Aller au contenu

Page:Revue des Deux Mondes - 1884 - tome 62.djvu/462

La bibliothèque libre.
Le texte de cette page a été corrigé et est conforme au fac-similé.

Cependant on cite en opposition à ce jugement un arrêt de la cour de Paris, rendu le 21 février 1873. M. Sauvage, auteur du livret de Gille et Gillotin, voulait que cet opéra-comique vît le jour ; M. Thomas, auteur de la musique, voulait qu’il restât dans les cartons : la cour donna gain de cause à M. Sauvage. On rappelle cet arrêt ; on en conclut que, l’autorisation de l’un des auteurs suffit pour qu’une pièce soit représentée.

Après ces documens, il est inutile de fouiller la jurisprudence ; on n’y trouvera pas de décisions qui paraissent plus contraires que celles-là : en effet, si l’interprétation que l’on donne de l’une et de l’autre est exacte, elles sont purement contradictoires. Notons, d’ailleurs, que l’une et l’autre est conforme à l’absolue justice.

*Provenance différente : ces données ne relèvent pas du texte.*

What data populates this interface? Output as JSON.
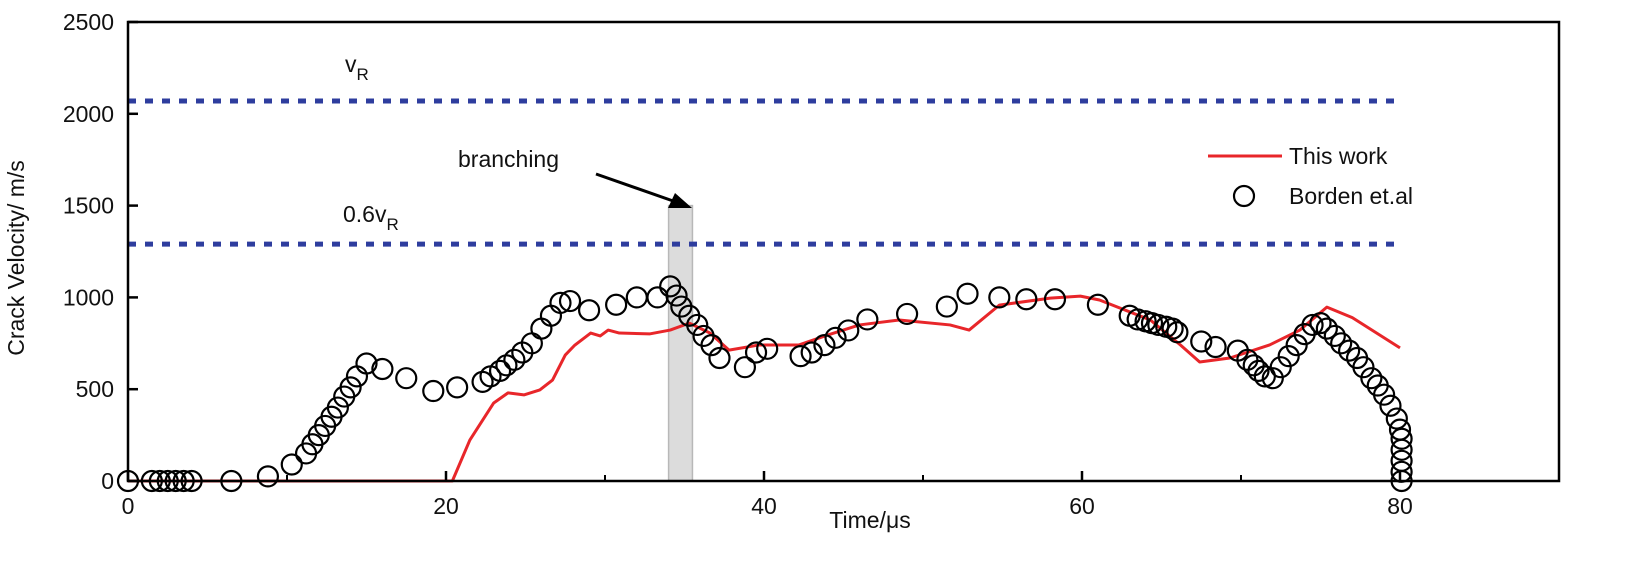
{
  "chart_data": {
    "type": "line",
    "title": "",
    "xlabel": "Time/μs",
    "ylabel": "Crack Velocity/ m/s",
    "xlim": [
      0,
      90
    ],
    "ylim": [
      0,
      2500
    ],
    "xticks": [
      0,
      20,
      40,
      60,
      80
    ],
    "yticks": [
      0,
      500,
      1000,
      1500,
      2000,
      2500
    ],
    "grid": false,
    "legend": "top-right",
    "series": [
      {
        "name": "This work",
        "style": "line",
        "color": "#e8262a",
        "x": [
          0,
          20.4,
          21.5,
          23,
          23.9,
          24.9,
          25.9,
          26.7,
          27.5,
          28.1,
          29.1,
          29.7,
          30.2,
          30.9,
          32.8,
          34.1,
          35.3,
          36.6,
          37.8,
          39.7,
          42.2,
          44,
          46,
          48.5,
          51.7,
          52.9,
          54.8,
          58,
          59.9,
          61.1,
          64.3,
          66.2,
          67.4,
          69.3,
          71.8,
          73.7,
          75.4,
          77,
          80
        ],
        "y": [
          0,
          0,
          223,
          425,
          480,
          469,
          496,
          550,
          686,
          740,
          806,
          790,
          822,
          806,
          801,
          822,
          860,
          806,
          713,
          741,
          741,
          795,
          850,
          877,
          850,
          822,
          958,
          996,
          1007,
          986,
          877,
          740,
          648,
          670,
          741,
          822,
          947,
          890,
          725
        ]
      },
      {
        "name": "Borden et.al",
        "style": "marker-circle-open",
        "color": "#000000",
        "x": [
          0,
          1.5,
          2,
          2.5,
          3,
          3.5,
          4,
          6.5,
          8.8,
          10.3,
          11.2,
          11.6,
          12,
          12.4,
          12.8,
          13.2,
          13.6,
          14,
          14.4,
          15,
          16,
          17.5,
          19.2,
          20.7,
          22.3,
          22.8,
          23.4,
          23.8,
          24.3,
          24.8,
          25.4,
          26,
          26.6,
          27.2,
          27.8,
          29,
          30.7,
          32,
          33.3,
          34.1,
          34.5,
          34.8,
          35.3,
          35.8,
          36.2,
          36.7,
          37.2,
          38.8,
          39.5,
          40.2,
          42.3,
          43,
          43.8,
          44.5,
          45.3,
          46.5,
          49,
          51.5,
          52.8,
          54.8,
          56.5,
          58.3,
          61,
          63,
          63.5,
          64,
          64.4,
          64.8,
          65.3,
          65.7,
          66,
          67.5,
          68.4,
          69.8,
          70.4,
          70.8,
          71.1,
          71.5,
          72,
          72.5,
          73,
          73.5,
          74,
          74.5,
          75,
          75.4,
          75.9,
          76.3,
          76.8,
          77.3,
          77.7,
          78.2,
          78.6,
          79,
          79.4,
          79.8,
          80,
          80.1,
          80.1,
          80.1,
          80.1,
          80.1
        ],
        "y": [
          0,
          0,
          0,
          0,
          0,
          0,
          0,
          0,
          25,
          90,
          150,
          200,
          250,
          300,
          350,
          400,
          460,
          510,
          570,
          640,
          610,
          560,
          490,
          510,
          540,
          570,
          600,
          630,
          660,
          700,
          750,
          830,
          900,
          970,
          980,
          930,
          960,
          1000,
          1000,
          1060,
          1010,
          950,
          900,
          850,
          790,
          740,
          670,
          620,
          700,
          720,
          680,
          700,
          740,
          780,
          820,
          880,
          910,
          950,
          1020,
          1000,
          990,
          990,
          960,
          900,
          880,
          870,
          860,
          850,
          840,
          830,
          810,
          760,
          730,
          710,
          660,
          630,
          600,
          570,
          560,
          620,
          680,
          740,
          800,
          850,
          860,
          830,
          790,
          750,
          710,
          670,
          620,
          560,
          520,
          470,
          410,
          340,
          280,
          230,
          170,
          110,
          50,
          0
        ]
      }
    ],
    "reference_lines": [
      {
        "label_main": "v",
        "label_sub": "R",
        "y": 2070,
        "color": "#2e3d9e",
        "style": "dotted"
      },
      {
        "label_main": "0.6v",
        "label_sub": "R",
        "y": 1290,
        "color": "#2e3d9e",
        "style": "dotted"
      }
    ],
    "annotations": [
      {
        "text": "branching",
        "band_x": [
          34,
          35.5
        ],
        "band_top": 1500,
        "band_color": "#dcdcdc"
      }
    ]
  }
}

Qu’une maison appartienne à deux maîtres, et que l’un veuille la donner à bail, tandis que l’autre s’y refuse, cette maison devra être mise aux enchères et le prix de la vente partagé entre les deux : « Nul n’est tenu de rester dans l’indivision. » Mais la propriété d’un ouvrage de l’esprit est et demeure indivisible : la licitation en serait barbare. Le droit de chaque auteur sur l’œuvre commune est égal au droit de l’autre et ne saurait cesser d’être entier. C’est affaire à l’opinion de démêler si la Chanoinesse doit davantage à M. Cornu, son inventeur, ou bien à M. Scribe ; les Danicheff, à M. de Corvin ou bien à M. Dumas fils. M. Cornu, à ce qu’on assure, avait composé un mélodrame plein d’horreur et très long ; M. Scribe a tiré de ce fatras un vaudeville joyeux et très court. M. de Corvin, si j’en crois son adversaire, avait écrit un ouvrage dont le titre est presque indicible, — de Chava à Chava, — et dont l’intérêt se perdait aussitôt après le premier acte, le héros étant mort, dans des questions d’héritage ; M. Dumas fils a modelé ce chaos en forme de drame et tout Paris a battu des mains. M. Cornu, au théâtre, est un pauvre sire, et M. Scribe un demi-dieu ; M. de Corvin est l’auteur de la Princesse Borowska, et M. Dumas est M. Dumas. A des présomptions naturelles joignez des légendes de coulisses ou les indiscrétions d’un avocat, vous pourrez faire la part de chaque auteur dans votre estime : celle d’un Cornu ou d’un Corvin sera petite ; celle d’un Scribe ou d’un Dumas sera grande, soit ! Mais, s’agit-il des droits du plus faible et du plus fort sur l’œuvre commune, ils sont égaux. M. Scribe ou M. Dumas serait mal venu à vouloir amplifier le sien par la raison fameuse : Quia nominor leo ! MM. Cornu et de Corvin, admis au rang de collaborateurs par des maîtres, sont ici leurs pairs. Le moyen, je vous prie, d’établir un autre régime ? Avec quelle balance faire le départ de ce qui appartient matériellement à celui-ci et à celui-là ? Il faut bien que celui-ci et celui-là, même différens en mérite, soient pareils en droits : il le faut de toute nécessité. On ne dit pas que deux auteurs aient fait deux fractions inégales de drame, dont la somme forme un entier, on dit qu’ils ont fait un drame.